Je retrouve l'internet à plein temps et je reprends contact avec la blogosphère après quelques semains de connectivité intermittente et de défaillances matérielles. J'ai pu remarquer que Juan nous offre un nouveau graphisme, épatant, avec ces lunettes de Big Sarko.

Sinon, la rentrée, c'est peut-être aussi le moment de faire le ménage, cette fois dans mon blogroll. Notamment à propos de Radical chic, où l'on trouve, entre autres, ces paroles ineptes, qui se veulent, je suppose, chics :

Vaste programme. En attendant d'en être là, ça serait pas mal que le PS se taise. Non ?

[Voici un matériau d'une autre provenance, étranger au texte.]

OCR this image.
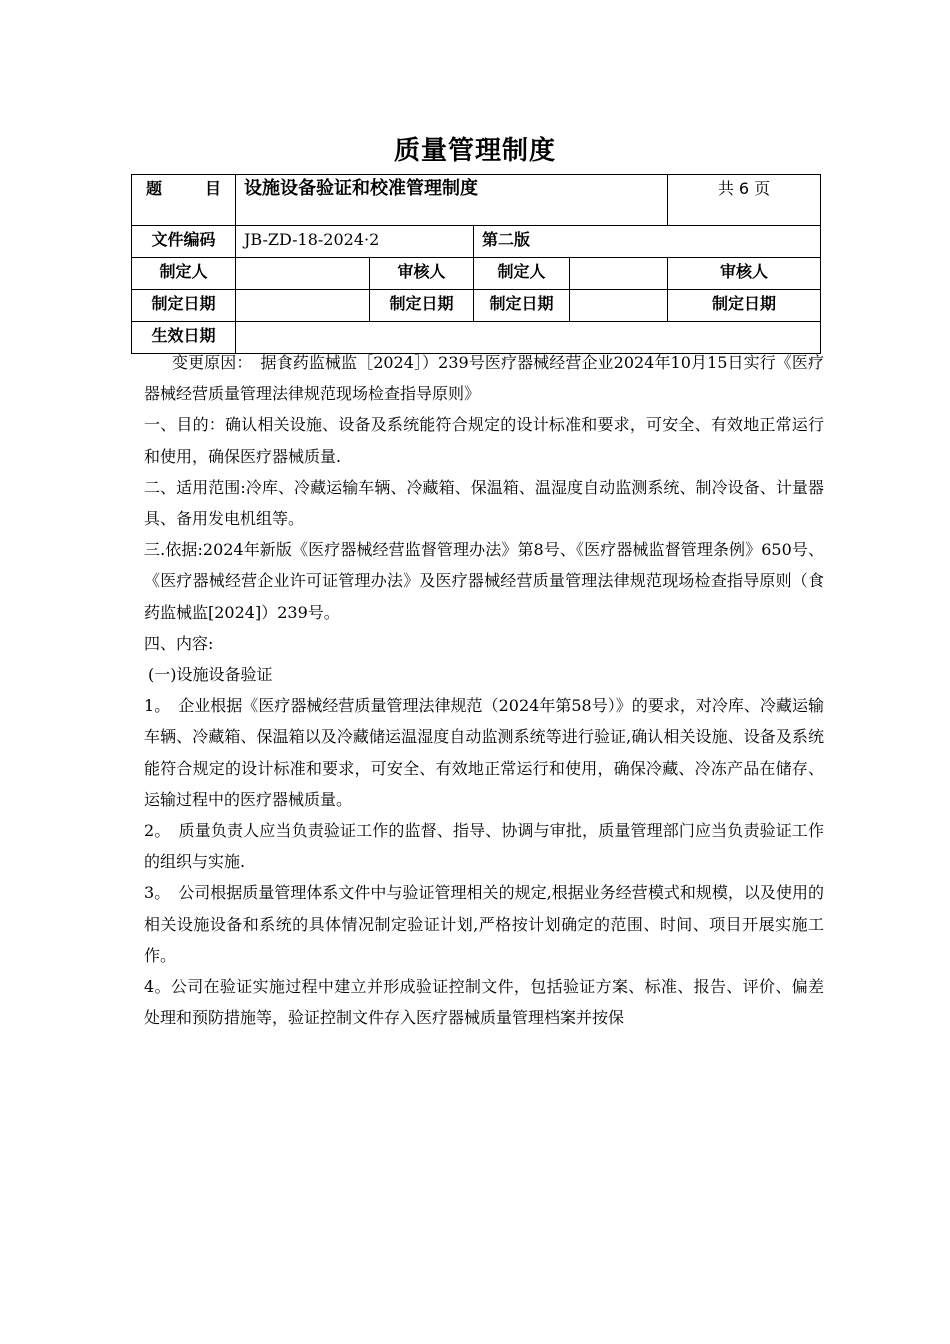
质量管理制度
题　　目	设施设备验证和校准管理制度				共 6 页
文件编码	JB-ZD-18-2024·2		第二版		
制定人		审核人	制定人		审核人
制定日期		制定日期	制定日期		制定日期
生效日期					

变更原因：　据食药监械监［2024］）239号医疗器械经营企业2024年10月15日实行《医疗器械经营质量管理法律规范现场检查指导原则》

一、目的：确认相关设施、设备及系统能符合规定的设计标准和要求，可安全、有效地正常运行和使用，确保医疗器械质量.

二、适用范围:冷库、冷藏运输车辆、冷藏箱、保温箱、温湿度自动监测系统、制冷设备、计量器具、备用发电机组等。

三.依据:2024年新版《医疗器械经营监督管理办法》第8号、《医疗器械监督管理条例》650号、《医疗器械经营企业许可证管理办法》及医疗器械经营质量管理法律规范现场检查指导原则（食药监械监[2024]）239号。

四、内容:

(一)设施设备验证

1。　企业根据《医疗器械经营质量管理法律规范（2024年第58号）》的要求，对冷库、冷藏运输车辆、冷藏箱、保温箱以及冷藏储运温湿度自动监测系统等进行验证,确认相关设施、设备及系统能符合规定的设计标准和要求，可安全、有效地正常运行和使用，确保冷藏、冷冻产品在储存、运输过程中的医疗器械质量。

2。　质量负责人应当负责验证工作的监督、指导、协调与审批，质量管理部门应当负责验证工作的组织与实施.

3。　公司根据质量管理体系文件中与验证管理相关的规定,根据业务经营模式和规模，以及使用的相关设施设备和系统的具体情况制定验证计划,严格按计划确定的范围、时间、项目开展实施工作。

4。公司在验证实施过程中建立并形成验证控制文件，包括验证方案、标准、报告、评价、偏差处理和预防措施等，验证控制文件存入医疗器械质量管理档案并按保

Que dire? Magnifique exemple de l'esprit d'ouverture à gauche. Guillermo, c'est peut-être Michel Rocard. C'est grâce à Dagrouik que je suis tombé dessus:

Je voulais dire quelque mal d'un bande de précieuses ridicules de gauche qui tiennent un blog où on peut lire des conneries bien léchées, mais je ne le ferai pas directement. Ils glosent de la supposée personnalité incertaine de Royal, ou des espoirs déçus portés par notre grognasse rose. A vous de trouver de qui je parle, mais je vous rassure ils sont chic, très bobo-parisiens, et il y'a toujours, au delà de l'écriture prétentieuse, des bonnes choses à lire. Mais finalement tout exude le toc et la vanité, au point que la lecture en vienne insupportable. Tout cela est un peu prétentieux de leur part...

Je vais donc suivre l'exemple de Juan:

c'est radical-chic ?

Merci de l'avoir signalé. Je les ai retiré de mes liens. Enervé.

Je sais que ça risque d'être dur pour eux, mais tant pis.